Following pre-clinical and clinical training at Trinity Hall and Addenbrooke’s Hospital, Cambridge, I spent my junior doctor years in Southampton, Birmingham and Oswestry before joining the South West Thames Programme for Trauma & Orthopaedic Speciality Training. I spent my fellowship year at Sunnybrook Hospital, a Major Trauma Centre in Toronto with Marvin Tile, consolidating the Reconstructive Hip and Pelvic & Acetabular training I had received at St Georges Hospital with Martin Bircher, Simon Bridle & Adrian Day.
I started as Consultant T&O Surgeon at Cambridge University Hospitals in 2000 with interests in Trauma including P&A and Elective Hip and Knee. My Clinical work has consolidated; I now specialise in elective knee, hip and revision hip surgery. In doing so I have been able to pursue my interest in medical management.
In the last decade I have spent 4 years as T&O Speciality Lead, 3 years as Clinical Director of the MSK Clinical Business Unit at CUH. More recently I have transitioned to a regional role as MSK Clinical Lead of the Cambridgeshire Sustainability and Transformation Partnership, a post I still hold. On a national level I have spent the last few years as an active member of the British Orthopaedic Directors Society, becoming a Committee Member in 2017. I succeeded Vinay Takwale as BODS President in 2018. This being a two-year appointment that allows me to serve alongside as a BOA Council member.
Mamdouh Morgan is a senior orthopaedic surgeon in Birmingham.
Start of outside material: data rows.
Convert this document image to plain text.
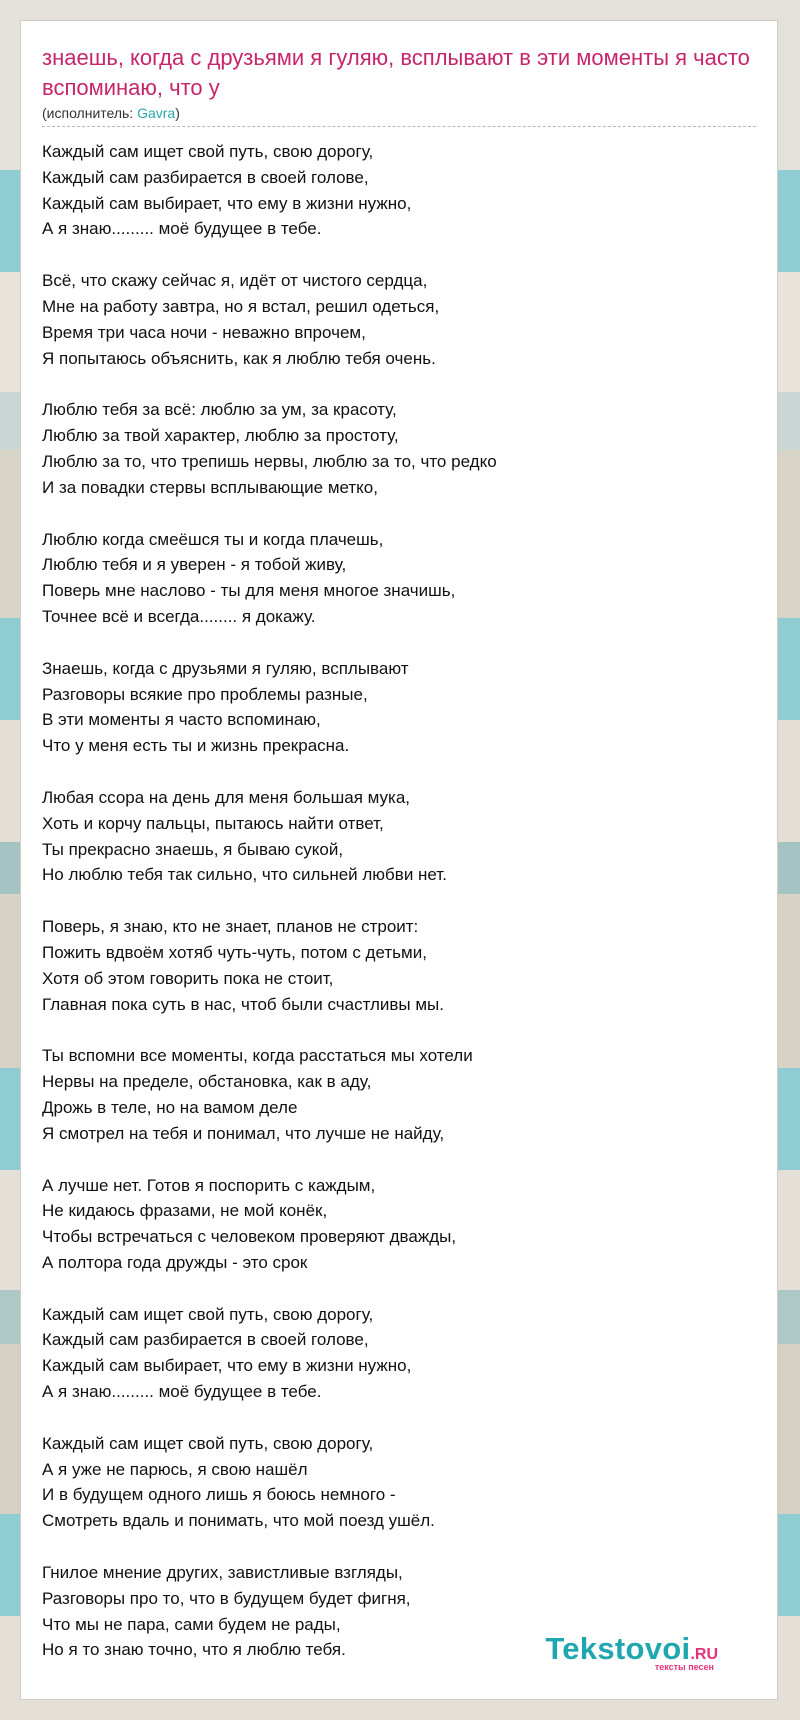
знаешь, когда с друзьями я гуляю, всплывают в эти моменты я часто вспоминаю, что у
(исполнитель: Gavra)
Каждый сам ищет свой путь, свою дорогу,
Каждый сам разбирается в своей голове,
Каждый сам выбирает, что ему в жизни нужно,
А я знаю......... моё будущее в тебе.
Всё, что скажу сейчас я, идёт от чистого сердца,
Мне на работу завтра, но я встал, решил одеться,
Время три часа ночи - неважно впрочем,
Я попытаюсь объяснить, как я люблю тебя очень.
Люблю тебя за всё: люблю за ум, за красоту,
Люблю за твой характер, люблю за простоту,
Люблю за то, что трепишь нервы, люблю за то, что редко
И за повадки стервы всплывающие метко,
Люблю когда смеёшся ты и когда плачешь,
Люблю тебя и я уверен - я тобой живу,
Поверь мне наслово - ты для меня многое значишь,
Точнее всё и всегда........ я докажу.
Знаешь, когда с друзьями я гуляю, всплывают
Разговоры всякие про проблемы разные,
В эти моменты я часто вспоминаю,
Что у меня есть ты и жизнь прекрасна.
Любая ссора на день для меня большая мука,
Хоть и корчу пальцы, пытаюсь найти ответ,
Ты прекрасно знаешь, я бываю сукой,
Но люблю тебя так сильно, что сильней любви нет.
Поверь, я знаю, кто не знает, планов не строит:
Пожить вдвоём хотяб чуть-чуть, потом с детьми,
Хотя об этом говорить пока не стоит,
Главная пока суть в нас, чтоб были счастливы мы.
Ты вспомни все моменты, когда расстаться мы хотели
Нервы на пределе, обстановка, как в аду,
Дрожь в теле, но на вамом деле
Я смотрел на тебя и понимал, что лучше не найду,
А лучше нет. Готов я поспорить с каждым,
Не кидаюсь фразами, не мой конёк,
Чтобы встречаться с человеком проверяют дважды,
А полтора года дружды - это срок
Каждый сам ищет свой путь, свою дорогу,
Каждый сам разбирается в своей голове,
Каждый сам выбирает, что ему в жизни нужно,
А я знаю......... моё будущее в тебе.
Каждый сам ищет свой путь, свою дорогу,
А я уже не парюсь, я свою нашёл
И в будущем одного лишь я боюсь немного -
Смотреть вдаль и понимать, что мой поезд ушёл.
Гнилое мнение других, завистливые взгляды,
Разговоры про то, что в будущем будет фигня,
Что мы не пара, сами будем не рады,
Но я то знаю точно, что я люблю тебя.	Tekstovoi.RU
тексты песен
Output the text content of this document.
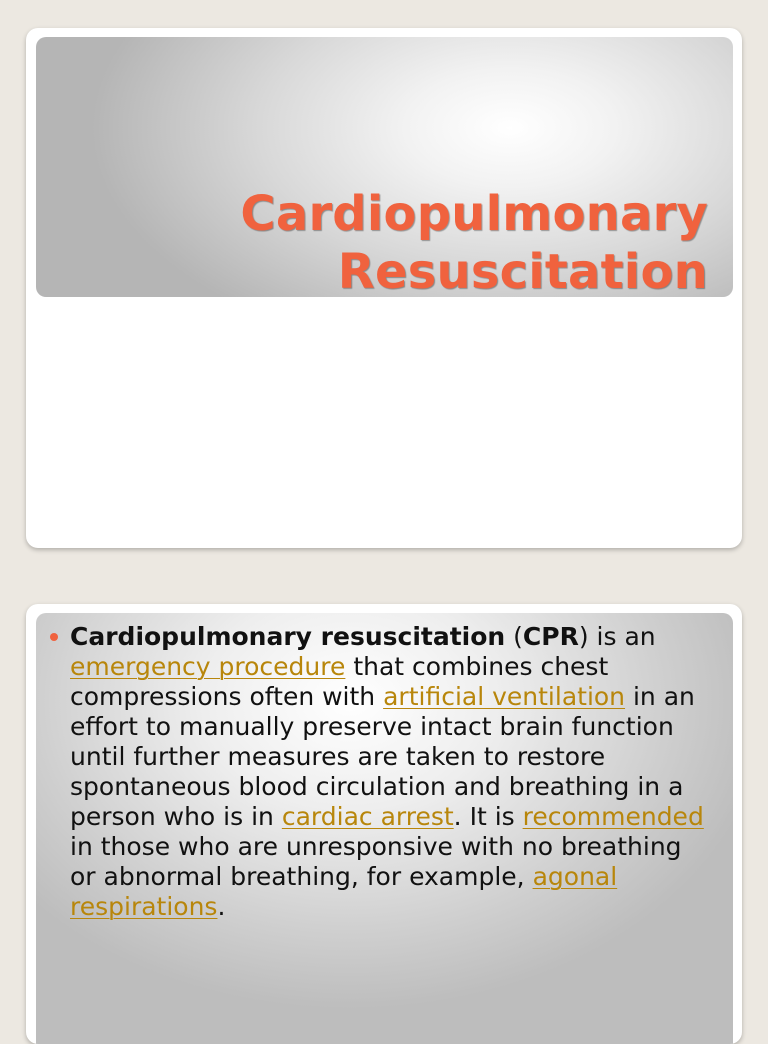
Cardiopulmonary
Resuscitation
Cardiopulmonary resuscitation (CPR) is an emergency procedure that combines chest compressions often with artificial ventilation in an effort to manually preserve intact brain function until further measures are taken to restore spontaneous blood circulation and breathing in a person who is in cardiac arrest. It is recommended in those who are unresponsive with no breathing or abnormal breathing, for example, agonal respirations.
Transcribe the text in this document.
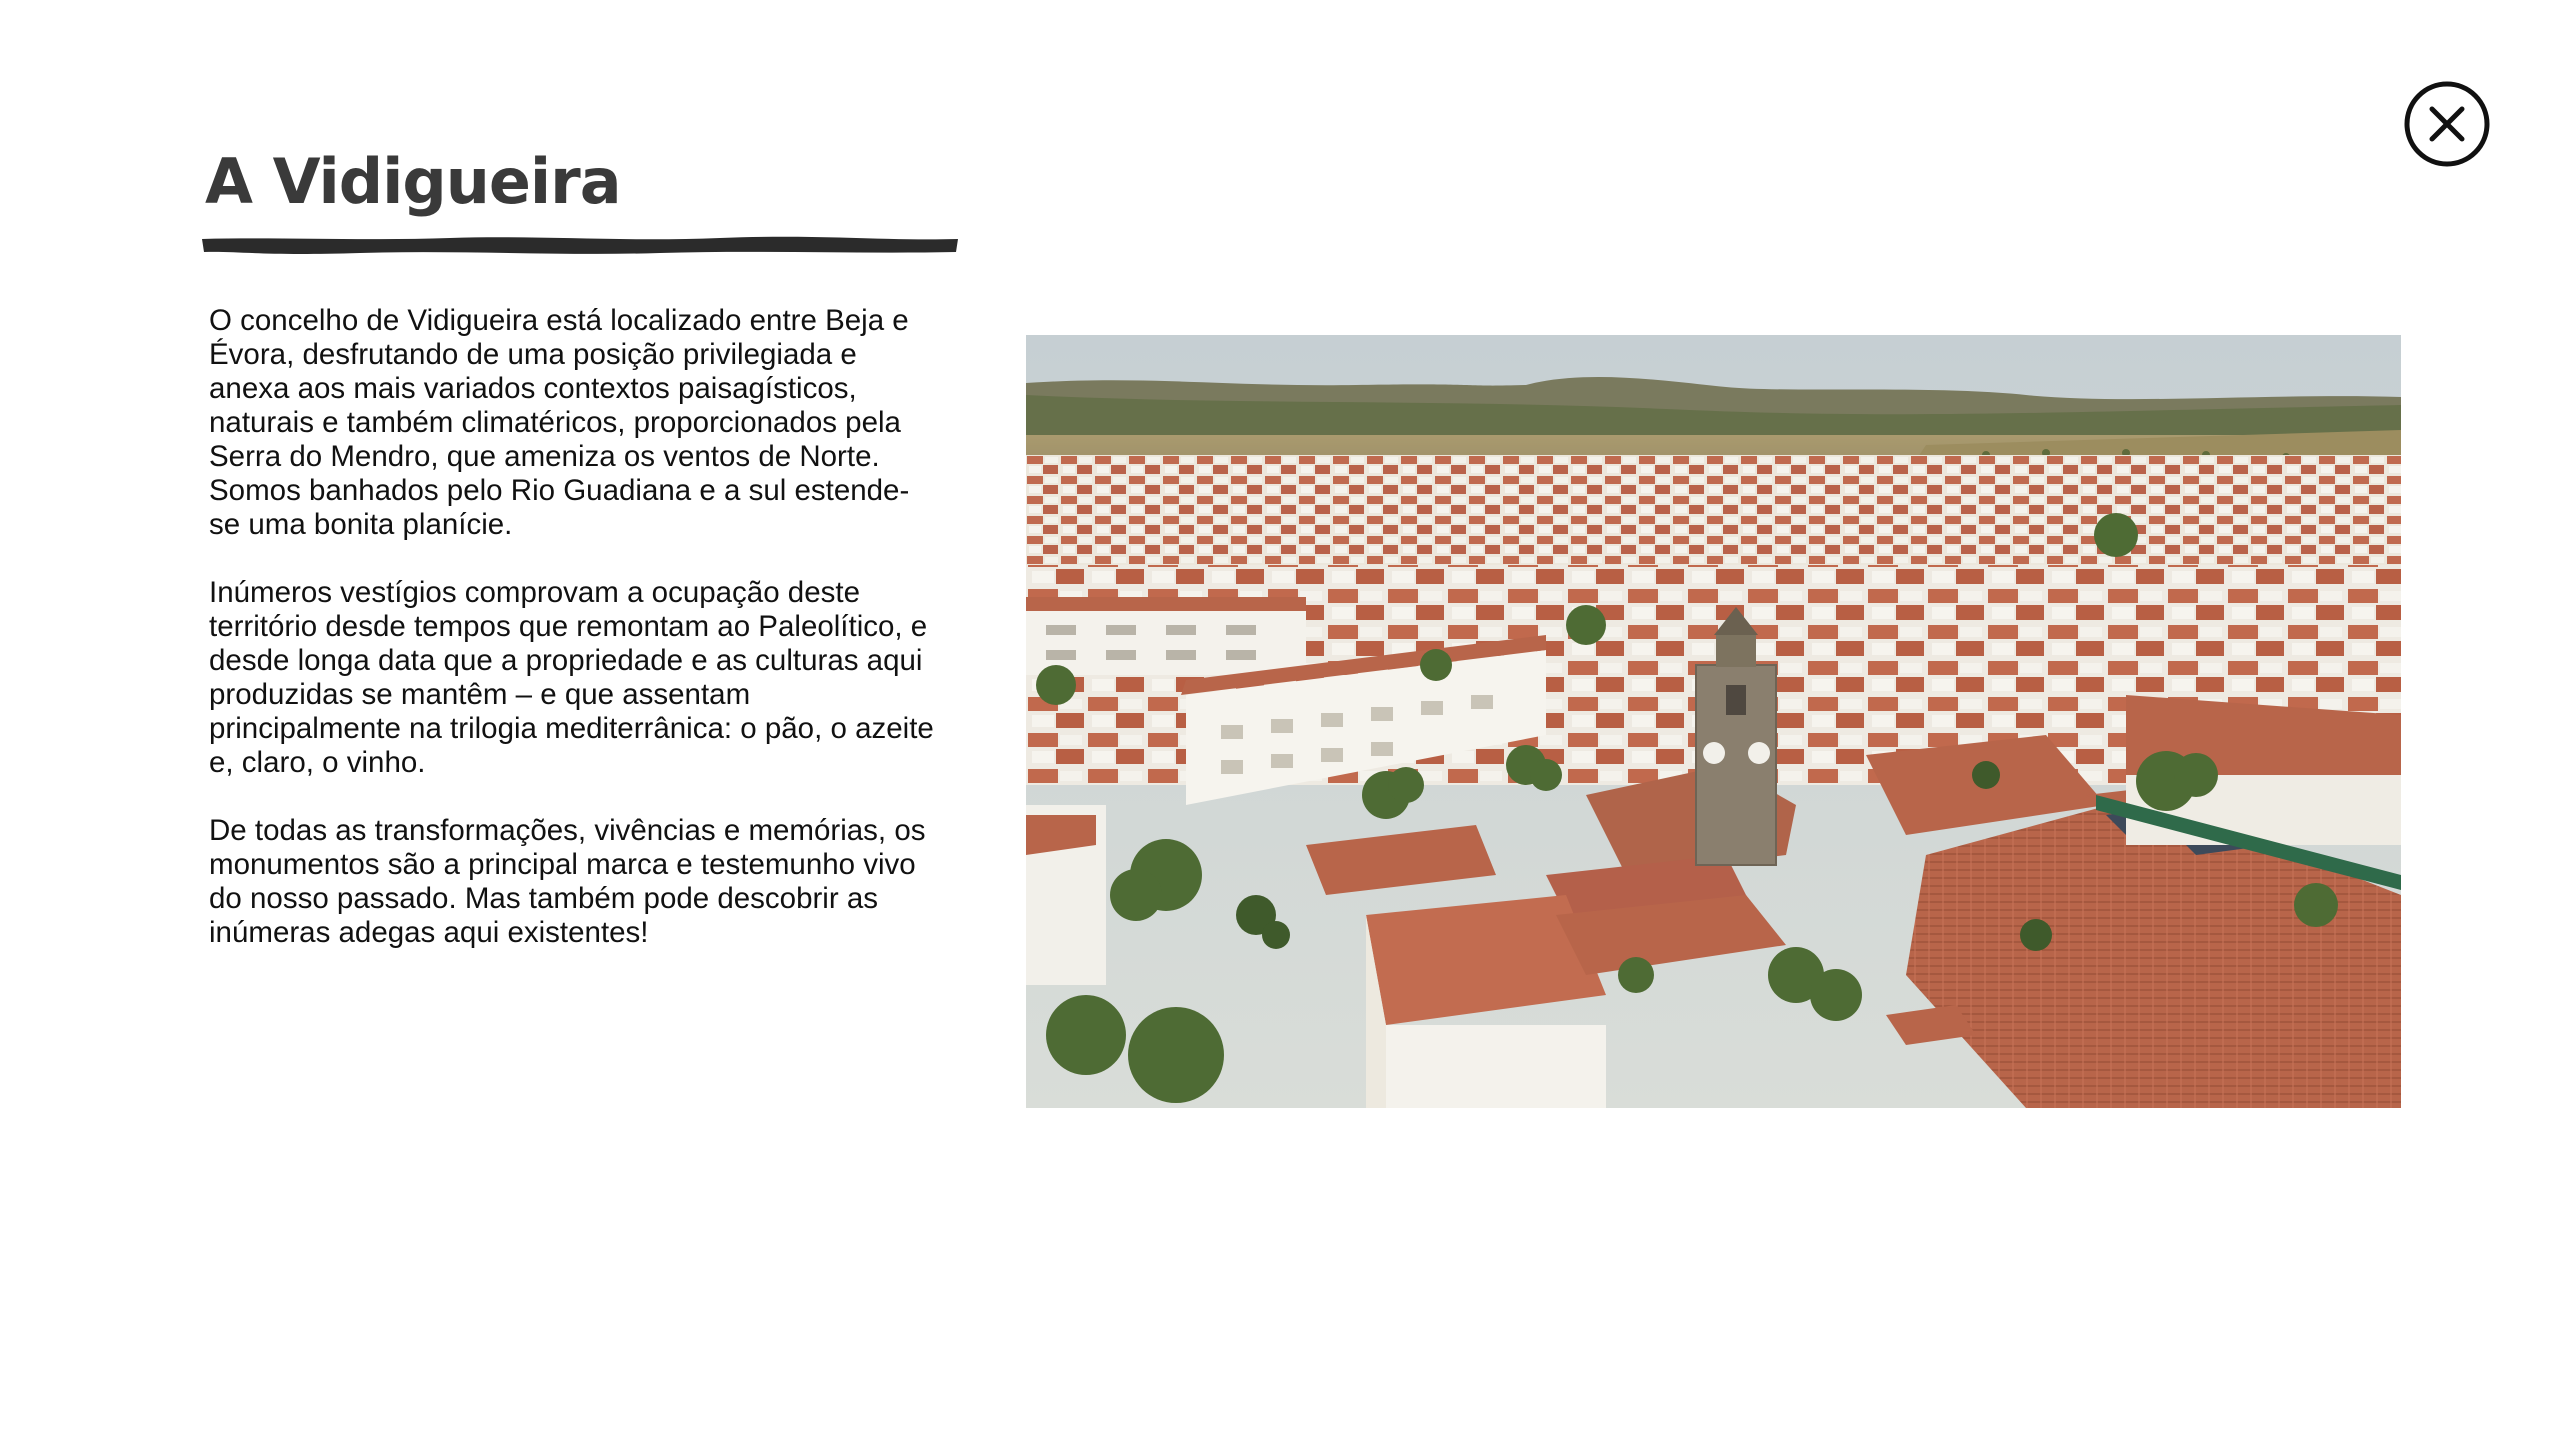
A Vidigueira

O concelho de Vidigueira está localizado entre Beja e Évora, desfrutando de uma posição privilegiada e anexa aos mais variados contextos paisagísticos, naturais e também climatéricos, proporcionados pela Serra do Mendro, que ameniza os ventos de Norte. Somos banhados pelo Rio Guadiana e a sul estende-se uma bonita planície.

Inúmeros vestígios comprovam a ocupação deste território desde tempos que remontam ao Paleolítico, e desde longa data que a propriedade e as culturas aqui produzidas se mantêm – e que assentam principalmente na trilogia mediterrânica: o pão, o azeite e, claro, o vinho.

De todas as transformações, vivências e memórias, os monumentos são a principal marca e testemunho vivo do nosso passado. Mas também pode descobrir as inúmeras adegas aqui existentes!
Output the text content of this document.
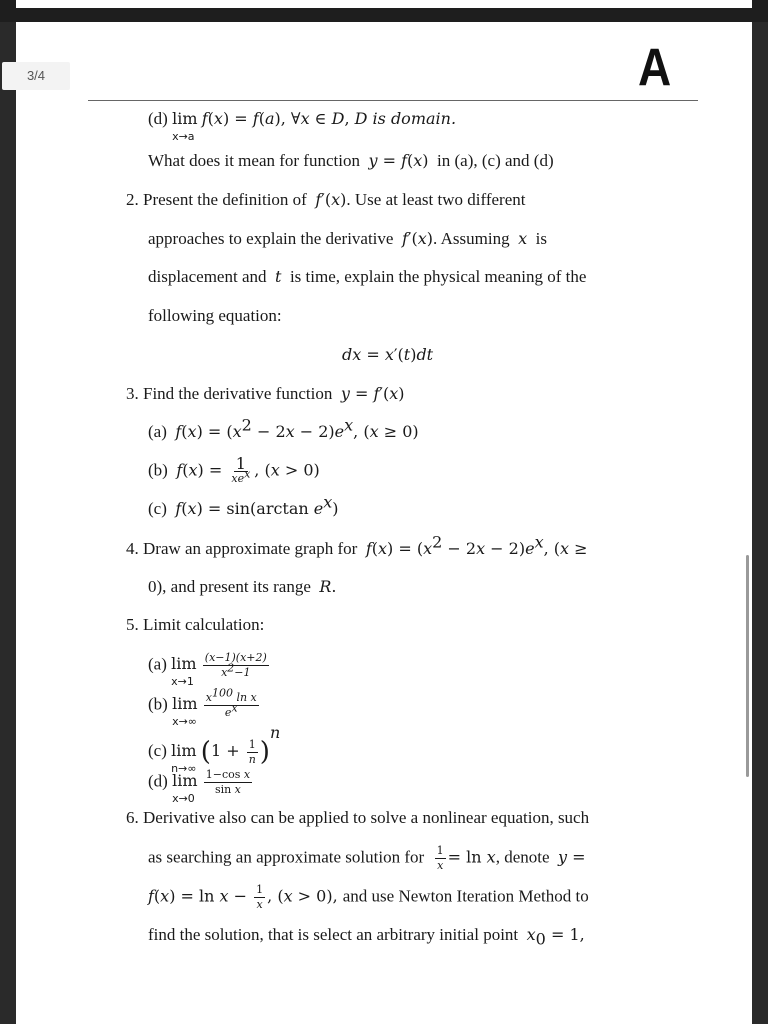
A
(d) lim
x→a
f(x) = f(a), ∀x ∈ D, D is domain.
What does it mean for function y = f(x) in (a), (c) and (d)
2. Present the definition of f′(x). Use at least two different
approaches to explain the derivative f′(x). Assuming x is
displacement and t is time, explain the physical meaning of the
following equation:
dx = x′(t)dt
3. Find the derivative function y = f′(x)
(a) $f(x) = (x^2 - 2x - 2)e^x$, (x ≥ 0)
(b) $f(x) = \frac{1}{xe^x}$ , (x > 0)
(c) f(x) = sin(arctan $e^x$)
4. Draw an approximate graph for $f(x) = (x^2 - 2x - 2)e^x$, (x ≥
0), and present its range R.
5. Limit calculation:
(a) lim
x→1

$\frac{(x-1)(x+2)}{x^2-1}$
(b) lim
x→∞

$\frac{x^{100} \ln x}{e^x}$
(c) lim
n→∞
$(1 + \frac{1}{n} )^n$
(d) lim
x→0

$\frac{\text{1−cos x}}{\text{sin x}}$
6. Derivative also can be applied to solve a nonlinear equation, such
as searching an approximate solution for $\frac{1}{x} = \ln x$, denote y =
$f(x) = \ln x - \frac{1}{x}$ , (x > 0), and use Newton Iteration Method to
find the solution, that is select an arbitrary initial point $x_0 = 1$,
3/4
He graduated from medical school in Egypt in 1984 and started his orthopaedic career in the Army in 1986. He has a passion for training, educational and developmental needs of SAS doctors as Associate Postgraduate Dean. His mission at the BOA is to work with other stakeholders to ensure the educational activities for SAS Surgeons is incorporated into the assessment of Royal Colleges and the CESR application process.
Bertie is an Ex Senior partner at Hempsons Solicitors with extensive experience in clinical negligence, commonly acting for doctors and hospitals. He is the former Chair of NCEPOD and was a Non-Executive Director of the Royal National Orthopaedic Hospital. He still defends doctors, but now spends more time writing and lecturing on patient safety.